Les drames à répétition dans les eaux de la Méditerranée ont porté une attention nouvelle sur l'une des plus anciennes activités de l'humanité : la migration.
Comme les vagues, les flux et reflux du mouvement humain ne peuvent être arrêtés. Voilà pourquoi la communauté internationale doit gérer ce phénomène avec compassion, en mettant en place des politiques pour gérer les flux de personnes dans les pays d’origine, de transit et de destination et en assurant le bien-être des migrants eux-mêmes. Cela nécessite une action sur quatre fronts.
1) Les dirigeants des pays de destination doivent se garder d’utiliser les migrants comme boucs émissaires. Pour de nombreux élus, la migration pose un dilemme : comment concilier les demandes de leurs citoyens avec les intérêts des migrants ? Les nouveaux arrivants doivent accepter d’adapter leurs coutumes aux pays d’accueil.
De leur côté, les populations locales doivent reconnaître le rôle crucial qu’ils peuvent jouer dans l’économie. Les migrants effectuent des travaux que d’autres ne peuvent ou ne veulent pas faire, remplacent la main-d’œuvre d’un pays lorsque celle-ci vieillit… L’Allemagne aura ainsi besoin d’environ 32 millions d’immigrés d’ici à 2035 pour maintenir l’équilibre entre actifs et non-actifs.
2) Nous devons nous assurer que les migrants qui choisissent d’envoyer de l’argent dans leur pays d’origine puissent le faire facilement et à peu de frais. En 2014, les transferts de la diaspora vers les pays en développement se sont élevés à 436 milliards de dollars – bien plus que l’aide publique au développement de la communauté internationale.
Malheureusement, les intermédiaires financiers prélèvent en moyenne 9 % de ces fonds. Réduire cette part augmenterait le revenu des familles des migrants, accroîtrait les possibilités économiques des pays en développement, aiderait à réduire la pauvreté et, in fine, contribuerait à la stabilité mondiale.
Le monde développé croit parfois, à tort, qu’on lui demande de prendre soin d’un nombre disproportionné de personnes en quête d’une vie meilleure
3) Nous devons traiter les demandes d’asile rapidement et équitablement. Les pays européens, par exemple, doivent concevoir des mécanismes pour se partager les flux de migrants. Le monde développé croit parfois, à tort, qu’on lui demande de prendre soin d’un nombre disproportionné de personnes en quête d’une vie meilleure. En réalité, 70 % des réfugiés cherchent protection dans des pays en développement. Le Liban, par exemple, dont la population est de 4,5 millions de personnes, abrite près de 2 millions de réfugiés, chassés de leurs foyers par les conflits en Syrie et ailleurs.

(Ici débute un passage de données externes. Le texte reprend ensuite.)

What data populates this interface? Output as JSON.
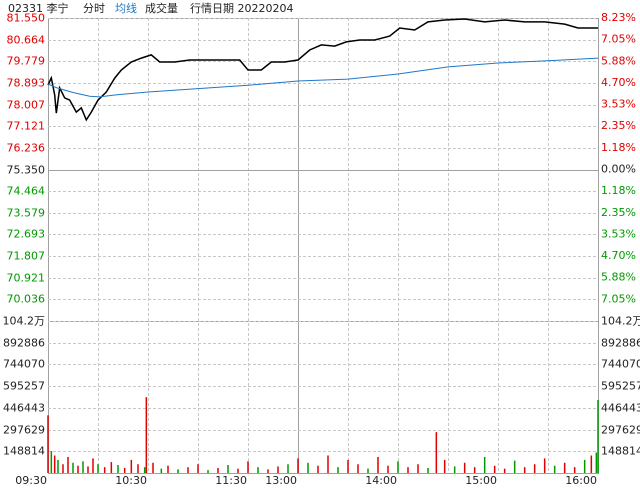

4) Ceux qui émigrent aujourd’hui le font pour les mêmes raisons qui ont incité, par le passé, des millions d’Européens à quitter leur pays. Ils fuient la pauvreté, la guerre ou l’oppression. Nombre d’entre eux demandent l’asile au titre de la convention de 1951 et de son protocole de 1967 relatifs au statut des réfugiés.
Lorsqu’ils sont refoulés en raison d’interprétations juridiques restrictives ou détenus pour des périodes excessives, le droit international est bafoué. Les efforts d’interdiction devraient se concentrer sur les trafiquants et non sur ceux qu’ils exploitent. Prenons garde à ne pas reléguer la migration dans la clandestinité : cela ferait le jeu des gangs qui prospèrent sur le désespoir des migrants.
Cela n’est pas un appel à la migration effrénée. Mais les efforts pour bloquer la migration sont voués à l’échec, avec des conséquences désastreuses pour les vies humaines – qu’elles soient englouties par la Méditerranée ou menacées par la violence xénophobe en Afrique du Sud. La construction de clôtures toujours plus élevées ne peut pas être une réponse. Dans les années 1980, dirigeants politiques et intellectuels européens s’étaient ralliés à la cause des boat people fuyant le Vietnam. Le monde a le devoir moral de se mobiliser de la même façon aujourd’hui.